Ya’alon called the Obama administration’s plans to strike in Syria — which, he said, is the second-strongest supporter of global terrorism, after Iran — a “punishment against the regime of Bashar Assad,” and confirmed that the Syrian ruler had “crudely used chemical weapons against his own citizens.”
The White House claims that over 1,400 people were killed in the August 21 attack.
The bulk of Ya’alon’s talk, however, was devoted to setting out his broader vision of the region, and it focused on the danger of clinging to preconceived notions. For instance, he claimed that the uprisings in the Arab world began on the day in December 2003 that US soldiers pulled the bedraggled Saddam Hussein from his hole and not with Mohammad Boazizi’s self-immolation in Tunisia in 2010.
Surging as far back in time as the Sykes-Picot Treaty of 1916, which dictated the eventual parceling of the Middle East among the world powers, Ya’alon said that just as the nation state was right for Europe at the time and wrong for the Middle East, so, too, is democracy today — as ushered in at the ballot box — wrong for the region.
Advocating for democracy, he said, in a region where death is frequently valued over life, reeked of “ignorance, naiveté, wishful thinking and, no less important, patronization.”
He also voiced outright surprise that, despite the upheaval in the Arab world, there was still a movement to push for the founding of a Palestinian state.
“One of the most incredible things in a period when the notion of the nation state is collapsing before our eyes is that there are those who are trying to advance, in one way or another, the founding of yet another nation-state — even as it remains unclear how the people of Jenin are connected to the people of Hebron, and uncertain that there is a common denominator between those in Judea and Samaria and those in Gaza,” he said. That section of the speech was the more remarkable because his own prime minister and Likud party leader, Benjamin Netanyahu, is explicitly committed to a two-state solution, and recently reentered negotiations with the Palestinians, brokered by the US, aimed at precisely that outcome.
Ya’alon also touched on the 9-11 attacks, which he said had changed the perception of terrorism: from a limited criminal act requiring a police response to an armed assault and an act of war.

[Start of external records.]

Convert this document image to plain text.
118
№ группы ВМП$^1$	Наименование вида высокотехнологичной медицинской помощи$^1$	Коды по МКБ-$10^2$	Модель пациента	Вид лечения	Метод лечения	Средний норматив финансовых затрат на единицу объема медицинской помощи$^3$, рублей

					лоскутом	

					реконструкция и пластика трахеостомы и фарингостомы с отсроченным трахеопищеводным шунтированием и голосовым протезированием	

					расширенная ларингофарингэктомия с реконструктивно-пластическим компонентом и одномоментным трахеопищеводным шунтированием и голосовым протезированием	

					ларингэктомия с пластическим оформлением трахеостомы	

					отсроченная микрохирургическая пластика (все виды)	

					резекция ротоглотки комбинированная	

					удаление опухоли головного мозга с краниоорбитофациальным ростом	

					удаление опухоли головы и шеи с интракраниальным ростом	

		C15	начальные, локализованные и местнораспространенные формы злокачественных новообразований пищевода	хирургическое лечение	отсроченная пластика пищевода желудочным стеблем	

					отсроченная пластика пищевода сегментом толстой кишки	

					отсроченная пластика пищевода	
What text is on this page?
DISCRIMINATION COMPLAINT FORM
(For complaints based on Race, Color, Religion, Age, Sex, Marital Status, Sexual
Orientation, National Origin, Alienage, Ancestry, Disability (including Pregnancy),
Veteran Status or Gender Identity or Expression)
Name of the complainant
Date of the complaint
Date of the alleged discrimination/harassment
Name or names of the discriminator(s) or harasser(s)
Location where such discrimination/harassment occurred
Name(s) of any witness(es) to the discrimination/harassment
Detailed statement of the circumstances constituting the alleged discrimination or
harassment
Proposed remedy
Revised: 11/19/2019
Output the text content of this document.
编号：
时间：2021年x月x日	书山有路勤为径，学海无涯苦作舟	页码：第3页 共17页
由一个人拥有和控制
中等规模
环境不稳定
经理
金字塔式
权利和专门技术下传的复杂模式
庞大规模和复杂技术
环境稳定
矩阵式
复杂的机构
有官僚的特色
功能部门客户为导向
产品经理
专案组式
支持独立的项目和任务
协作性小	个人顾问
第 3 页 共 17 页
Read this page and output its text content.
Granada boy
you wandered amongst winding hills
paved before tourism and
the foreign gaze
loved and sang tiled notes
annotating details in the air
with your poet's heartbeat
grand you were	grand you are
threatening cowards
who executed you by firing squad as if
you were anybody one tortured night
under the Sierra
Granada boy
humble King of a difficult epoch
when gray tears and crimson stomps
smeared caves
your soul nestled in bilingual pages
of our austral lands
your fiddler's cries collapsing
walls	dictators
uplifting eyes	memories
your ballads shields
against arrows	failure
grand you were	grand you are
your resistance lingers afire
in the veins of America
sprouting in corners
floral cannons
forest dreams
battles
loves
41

He further praised the Patriot Act and the ensuing international cooperation against terror and said that, had the international cooperation in 2001 been similar to what it is today, “I can say with near-confidence that the 9-11 attacks would not have happened.”
His primary message, though — the one with which he began and ended — related to an ever-changing reality and the way it often clashes with fixed conceptions about the Middle East: “We must truly ask ourselves every day what has changed, so that we remain relevant, so that we don’t prepare for the wars of the past and the challenges of the past but rather to be able to deal with the challenges of the present and the future.”